Maud Bailly est actuellement CEO de l’Europe du Sud pour le
groupe hôtelier Accor. Elle a été en charge des affaires économiques
et digitales auprès du Premier Ministre Manuel Valls, mais aussi
directrice de la Gare Montparnasse.

Le soleil des Scorta
de Laurent Gaudé (Actes Sud)
par Maud Bailly

#Lecturesconfinement : Le chien des Baskerville d’Arthur Conan Doyle par Laurent Pfaadt

Un papier froissé et menaçant dans
un tas de feuilles. Une malédiction
visant une illustre famille. Une
créature surnaturelle ayant
l’apparence d’un chien sorti des
Enfers face au plus grand détective
de son temps.

Il est des livres qui demeurent à
jamais dans votre mémoire. Surtout
quand vous l’ouvrez enfant, une
lampe torche à la main, en quête de
frissons et avant que l’aube
brumeuse ne se lève sur ce paysage
alsacien qui rappelle étrangement la lande de Dartmoor au sud-
ouest de l’Angleterre. Il est des livres qui ne vous quittent jamais, qui
vous construisent intellectuellement, culturellement, humainement.
Consciemment ou inconsciemment. Qui impactent votre vocation
d’écrivain. Le chien des Baskerville fut l’un d’eux comme il le fut pour
d’autres y compris pour de grands maîtres, au premier chef le si
regretté Umberto Eco.

Le chien des Baskerville d’Arthur Conan Doyle (Livre de poche)
par Laurent Pfaadt

#Lecturesconfinement : Les chutes de Joyce Carol Oates par Fatéma Hal

Je relis les chutes de Joyce Carol
Oates, un roman avec une passion
improbable comme j’aime.

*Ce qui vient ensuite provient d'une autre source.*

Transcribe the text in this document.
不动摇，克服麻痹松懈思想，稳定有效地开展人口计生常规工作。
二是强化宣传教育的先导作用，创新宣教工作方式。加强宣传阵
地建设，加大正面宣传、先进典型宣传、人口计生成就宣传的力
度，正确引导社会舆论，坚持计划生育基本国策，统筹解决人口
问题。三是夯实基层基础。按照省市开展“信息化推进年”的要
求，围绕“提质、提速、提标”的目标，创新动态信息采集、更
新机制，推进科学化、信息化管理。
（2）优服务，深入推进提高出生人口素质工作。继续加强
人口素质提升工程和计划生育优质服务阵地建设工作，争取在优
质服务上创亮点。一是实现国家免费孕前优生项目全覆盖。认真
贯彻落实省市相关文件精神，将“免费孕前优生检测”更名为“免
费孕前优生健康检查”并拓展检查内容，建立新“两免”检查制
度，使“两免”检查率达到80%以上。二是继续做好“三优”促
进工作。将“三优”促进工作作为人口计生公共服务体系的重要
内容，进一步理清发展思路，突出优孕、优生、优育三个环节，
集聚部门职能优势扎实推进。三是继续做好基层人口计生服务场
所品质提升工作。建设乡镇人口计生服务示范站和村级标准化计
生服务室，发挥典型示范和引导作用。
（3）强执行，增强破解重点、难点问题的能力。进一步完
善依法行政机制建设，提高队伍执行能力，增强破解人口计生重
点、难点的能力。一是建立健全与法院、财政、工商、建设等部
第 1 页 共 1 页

Le début
est déjà impressionnant mais
l’histoire est encore loin de
commencer.
Un roman fort, beau qui dérange
parfois mais il nous tient en haleine
et nous emprisonne dans nos
contradictions.
Ambassadrice de la cuisine
marocaine, Fatéma Hal dirige le
restaurant La Mansouria à Paris. Elle est également auteur de
nombreux ouvrages sur la cuisine et la culture marocaine
notamment le discours amoureux des épices (Zellige éditions) en 2018.